Drawing more from their projections, Pearce and Wallenbaugh estimated that a health system seeing 1,000 new patients through a telehealth platform could realize $300,000 to $1.2 million in revenue, based on conversion rates of 10 percent and 40 percent. For a health system treating 35,000 new patients, that might add up to between $10.5 million and $42 million.

The virtual care platform used in the study treats low-acuity conditions, Consumers logging in through a mobile device or Internet portal choose from a list of health concerns and provide symptom and health history. That data is collected in a clinical note, which is used by a clinician along with decision support tools to render a diagnosis and treatment recommendation. That data is sent back to the consumer, with a prescription entered at the pharmacy of their choice and all information uploaded into the consumer’s electronic medical record.

READ MORE: ATA to Providers: Use Telehealth to Compete Against Retail Clinics

While consumer-directed healthcare might be the flavor of the year, not everyone is one board with the perception that it can reduced waste and improve outcomes.

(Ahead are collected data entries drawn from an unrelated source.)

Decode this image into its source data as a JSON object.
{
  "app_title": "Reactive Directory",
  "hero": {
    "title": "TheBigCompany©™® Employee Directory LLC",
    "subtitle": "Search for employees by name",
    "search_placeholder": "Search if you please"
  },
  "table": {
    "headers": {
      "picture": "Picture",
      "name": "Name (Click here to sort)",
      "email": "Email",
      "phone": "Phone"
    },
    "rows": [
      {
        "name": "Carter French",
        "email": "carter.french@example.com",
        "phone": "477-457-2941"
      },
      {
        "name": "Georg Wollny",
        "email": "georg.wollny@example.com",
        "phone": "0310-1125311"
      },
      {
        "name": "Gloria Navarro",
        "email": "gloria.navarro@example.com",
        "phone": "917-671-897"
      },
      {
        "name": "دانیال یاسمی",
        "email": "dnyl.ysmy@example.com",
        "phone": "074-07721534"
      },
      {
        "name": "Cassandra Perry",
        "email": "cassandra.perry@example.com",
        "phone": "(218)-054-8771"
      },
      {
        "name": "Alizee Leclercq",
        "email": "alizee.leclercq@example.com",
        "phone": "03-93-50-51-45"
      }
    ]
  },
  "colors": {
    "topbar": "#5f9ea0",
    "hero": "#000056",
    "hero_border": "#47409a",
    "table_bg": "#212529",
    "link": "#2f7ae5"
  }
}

This past march, a RAND study of health plan beneficiaries using direct-to-consumer telehealth for acute respiratory infections found that the telehealth platform was indeed less costly than an in-person visit – but that savings was offset by the use of extra services.

“The study found that for each episode of acute respiratory infection, the cost of telehealth services were about 50 percent lower than a physician office visit and less than 5 percent the cost of a visit to an emergency department,” the RAND researchers said. “However, the savings from substitution was outweighed by increased spending on the new use of medical services. The study estimates that net annual spending on acute respiratory illness increased by $45 per telehealth user.”

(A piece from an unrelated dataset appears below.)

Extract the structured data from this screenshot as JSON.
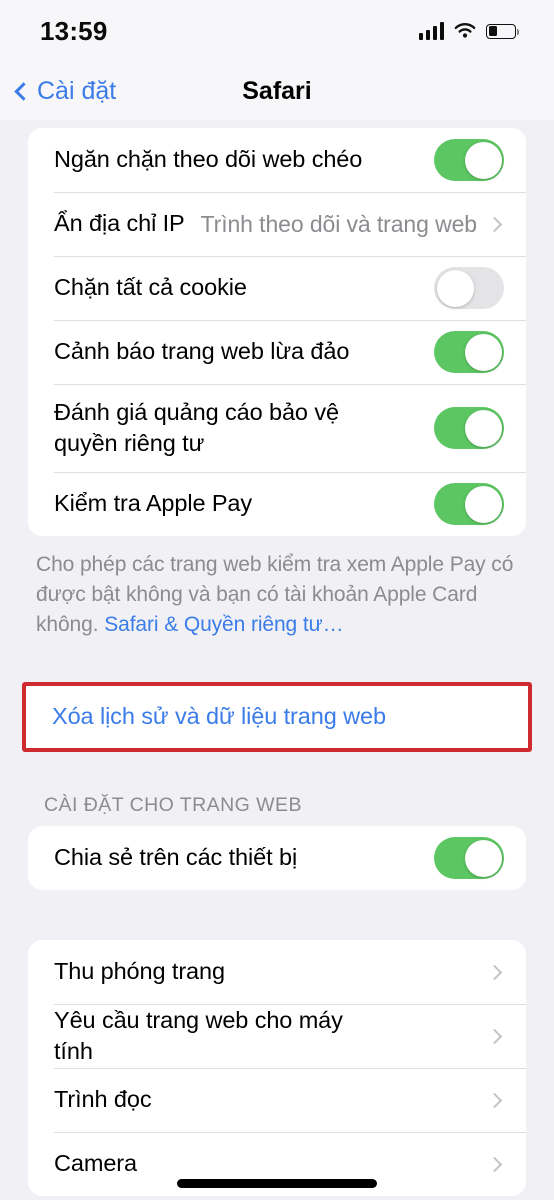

The challenge may lie in how a health system establishes such a telehealth platform. A service that caters primarily to one-off visits and minor health issues may have to take a closer look at how its resources are used, while a service that encourages engagement and care coordination might do a better job of turning consumers into patients.

In a critique of the direct-to-consumer phenomenon last May, Carena CEO Ralph Derrickson and Robert Bernstein, MD, MPH, the Seattle-based telehealth company’s vice president of clinical affairs, said a health system that focuses on on-demand healthcare ends up disrupting the continuum of care, leading to siloed services and fragmented care.

READ MORE: Using mHealth to Turn the Consumer into a Patient

“Telehealth is best used as part of a continuum of services,” Derrickson said. “We should be thinking of handling a patient in the context of the entire healthcare system.”

“A longer visit means a better understanding of a patient’s needs and better care outcomes,” added Bernstein. “While a large part of telemedicine is about convenience and immediacy, it’s crucial to slow down and give patients proper, thoughtful attention.”

Derrickson and Bernstein argue in favor of an integrated virtual visit. According to Carena, commercial clinics have a virtual management rate of some 93 percent – better than nine out of every 10 visits are concluded in that one encounter. Integrated virtual care visits have a 68 percent care management rate, meaning that roughly one-third of the visits end with referrals for additional or alternative care, thus keeping the patient in the health system.

“In virtual care, a higher referral rate means health systems stay engaged in the patient’s care episode, and they are being directed to specific in-person care when it is required,” Bernstein said.

To that end, the Zipnosis/Carrot Health study identifies a path to potential sustainability for a healthcare provider looking to establish a virtual care platform. But a health system that launches such a platform has to take a careful look at how that care is delivered.